A crise, os caciques e a reforma administrativa

Percebe-se mal que, em tempos de grave crise mundial, com especial incidência a nível nacional, se suprimam milhares de postos de trabalho e se destrua o tecido económico, sem reduzir lugares políticos e sinecuras destinadas a dirigentes partidários.

Ignoro agora a necessidade, imperiosa e legal, de criar as cinco regiões administrativas continentais e deter-me nas gorduras que o PCP, BE, PS, PSD e CDS recusam eliminar.

Começo pelos aparelhos administrativos faraónicos dos Açores e Madeira, pelo número de secretários governamentais e deputados regionais, com salários e prerrogativas iguais aos dos seus homólogos da República. Veja-se quantos municípios tem a Madeira, cuja área, população e PIB é semelhante ao concelho de Sintra, e calcule-se o número de presidentes, vereadores, chefes de gabinete, assessores e secretários que, com veículos, motoristas e cartões de crédito, espantam os autóctones com os ornamentos da função.

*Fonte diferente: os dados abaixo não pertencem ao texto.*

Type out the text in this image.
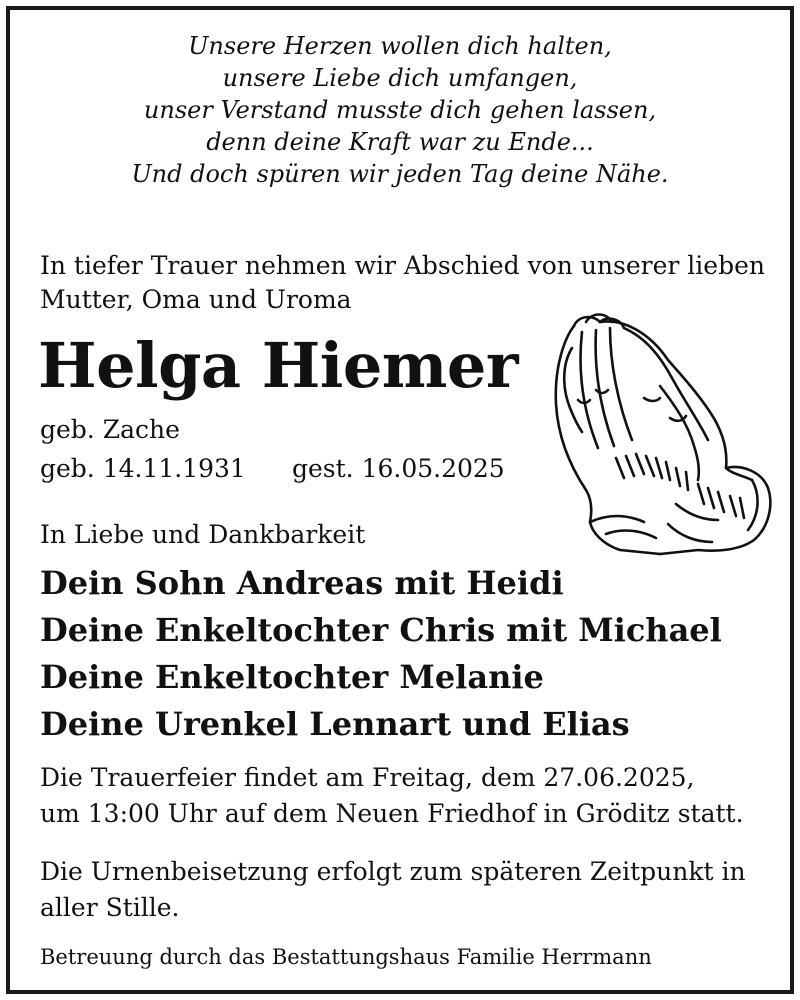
Unsere Herzen wollen dich halten,
unsere Liebe dich umfangen,
unser Verstand musste dich gehen lassen,
denn deine Kraft war zu Ende...
Und doch spüren wir jeden Tag deine Nähe.
In tiefer Trauer nehmen wir Abschied von unserer lieben
Mutter, Oma und Uroma
Helga Hiemer
geb. Zache
geb. 14.11.1931 gest. 16.05.2025
In Liebe und Dankbarkeit
Dein Sohn Andreas mit Heidi
Deine Enkeltochter Chris mit Michael
Deine Enkeltochter Melanie
Deine Urenkel Lennart und Elias
Die Trauerfeier findet am Freitag, dem 27.06.2025,
um 13:00 Uhr auf dem Neuen Friedhof in Gröditz statt.
Die Urnenbeisetzung erfolgt zum späteren Zeitpunkt in
aller Stille.
Betreuung durch das Bestattungshaus Familie Herrmann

Lamento que o PCP, o BE e o PS não tenham encorajado o atual Governo no sentido de deixar uma marca positiva como herança e não, apenas, a deceção dos que o elegeram. Das poucas coisas dignas de nota ressalta a redução do número de freguesias que toda a esquerda, por cobardia política e cálculo eleitoral, combateu com veemência.

Há gorduras a cortar. É preferível a  redução do número de municípios e de vereadores ao despedimento de funcionários com custo equivalente. As assembleias municipais integram, por inerência, presidentes da junta, incluindo fiscais e fiscalizáveis, à razão de setenta euros por senha de presença, às vezes a única razão que os leva às reuniões do referido órgão.

Os vencimentos dos autarcas, desde o presidente da câmara aos membros das juntas de freguesia, não devem estar indexados ao do Presidente da República, nem este ganhar menos do que um gestor de empresa pública e, às vezes, bem próximo da remuneração total de um condutor de qualquer membro do Governo ou autarca.

A fusão de concelhos é uma necessidade antiga, urgente no atual aperto financeiro. Não pode o bairrismo, onde vicejam alfobres de caciques, impor-se aos interesses nacionais. Mouzinho da Silveira ficou na História. O atual PM limita-se a aparecer nos jornais, por más razões, e acompanhá-los-á na respetiva reciclagem.

A quantidade de funcionários públicos e autárquicos, de modesta categoria, com viatura distribuída é impressionante e, para descargo de consciência, de vez em quando, acusa-se um deputado por viajar legitimamente em carro da AR para fins políticos, de forma a desviar a atenção de milhares de ilícitos que grassam na base da pirâmide do Estado.

A destreza com que, até há pouco, um presidente abria concurso, com perfil à medida, para veterinário do concelho, onde só havia animais domésticos e aves selvagens, era comovente, tal como para sociólogos, agrónomos, psicólogos, arqueólogos e assistentes sociais, em municípios cuja área e população o não justificavam. Recomendava-se uma investigação ao parentesco com os autarcas e à ligação aos partidos do poder local.

Quando começaram a remunerar os membros das mesas eleitorais, mataram o orgulho cívico da participação cidadã e transformaram-no num pequeno negócio partidário.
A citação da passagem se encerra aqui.